Bon sang comme il détestait ce nouveau moi qu'il devait être. Ne pouvait-il pas être confiant comme avant et mentir sur le sujet, trouver une excuse ? Ça ne devrait pas être si difficile, il n'avait qu'à dire que ça ne lui tentait pas de se baigner en une journée aussi venteuse, et pourtant, il bloquait, et tentait difficilement de trouver une réponse, bégayant des mots sans tenter de les aligner.

La bleue tenta difficilement de comprendre ce qu'il disait mais aucun mot cohérent ne parvint à ses oreilles.

— Chut, c'est bon, donne moi ta main.

Il ne bougea cependant pas. Ses muscles lourds serraient dans un étau ses mouvements et ses poumons étouffaient l'infime source d'air qui eut la force de parvenir jusqu'à lui. Son regard se perdit vers le groupe, le souffle laborieux, tentant de calmer le torrent d'émotions violentes qui s'écoulait en lui. Un barrage brisa. L'eau inonda son cœur noyé. Le soleil disparu avait convié le groupe à ranger leurs affaires et le froid mordant à partir le plus vite possible.

Tsumugi le fixa sans rien dire. Elle appella doucement son nom et presque dans un sursaut, il leva les yeux vers elle.

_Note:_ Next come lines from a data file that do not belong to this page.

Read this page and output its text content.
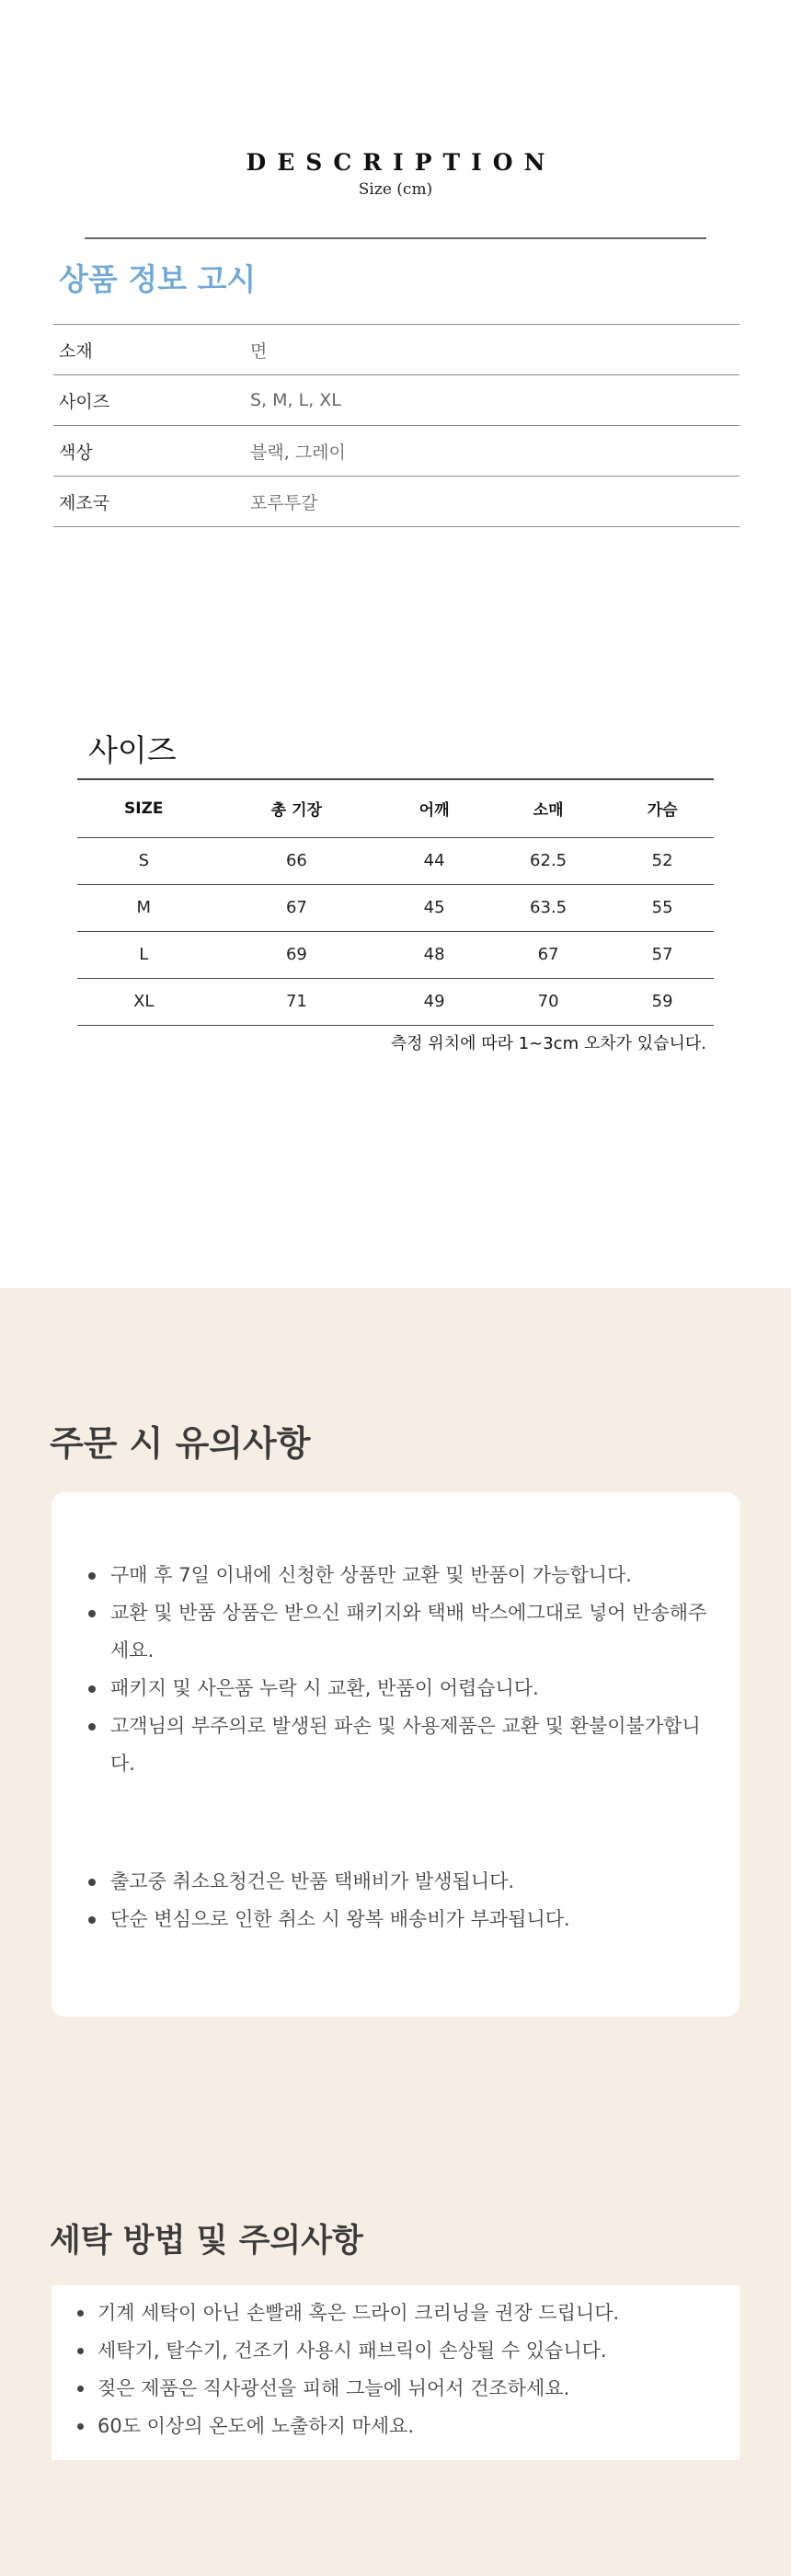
DESCRIPTION
Size (cm)
상품 정보 고시
소재	면
사이즈	S, M, L, XL
색상	블랙, 그레이
제조국	포루투갈
사이즈
SIZE	총 기장	어깨	소매	가슴
S	66	44	62.5	52
M	67	45	63.5	55
L	69	48	67	57
XL	71	49	70	59
측정 위치에 따라 1~3cm 오차가 있습니다.
주문 시 유의사항
구매 후 7일 이내에 신청한 상품만 교환 및 반품이 가능합니다.
교환 및 반품 상품은 받으신 패키지와 택배 박스에그대로 넣어 반송해주세요.
패키지 및 사은품 누락 시 교환, 반품이 어렵습니다.
고객님의 부주의로 발생된 파손 및 사용제품은 교환 및 환불이불가합니다.
출고중 취소요청건은 반품 택배비가 발생됩니다.
단순 변심으로 인한 취소 시 왕복 배송비가 부과됩니다.
세탁 방법 및 주의사항
기계 세탁이 아닌 손빨래 혹은 드라이 크리닝을 권장 드립니다.
세탁기, 탈수기, 건조기 사용시 패브릭이 손상될 수 있습니다.
젖은 제품은 직사광선을 피해 그늘에 뉘어서 건조하세요.
60도 이상의 온도에 노출하지 마세요.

— Tu n'avais rien fait de mal. Tu avais voulu les sauver. L'humain est cupide et avare d'informations ; une fois que son regard a capté l'image, il ne cherchera pas à y trouver un quelconque sens.

Elle lui sourit et partit au loin, retournant sans doute en direction du centre de recherche. La voix de Miu l'interpella et l'espace d'une seconde, l'envie de faire semblant de ne pas se reconnaître à travers l'insulte agressive et violente de la blonde le prit. L'espace d'une seconde, il voulut montrer qu'il avait de la valeur. L'espace d'une seconde, il se dit qu'il devait au moins être reconnaissant qu'ils ne l'aient pas abandonné ici, seul dans ce parc. 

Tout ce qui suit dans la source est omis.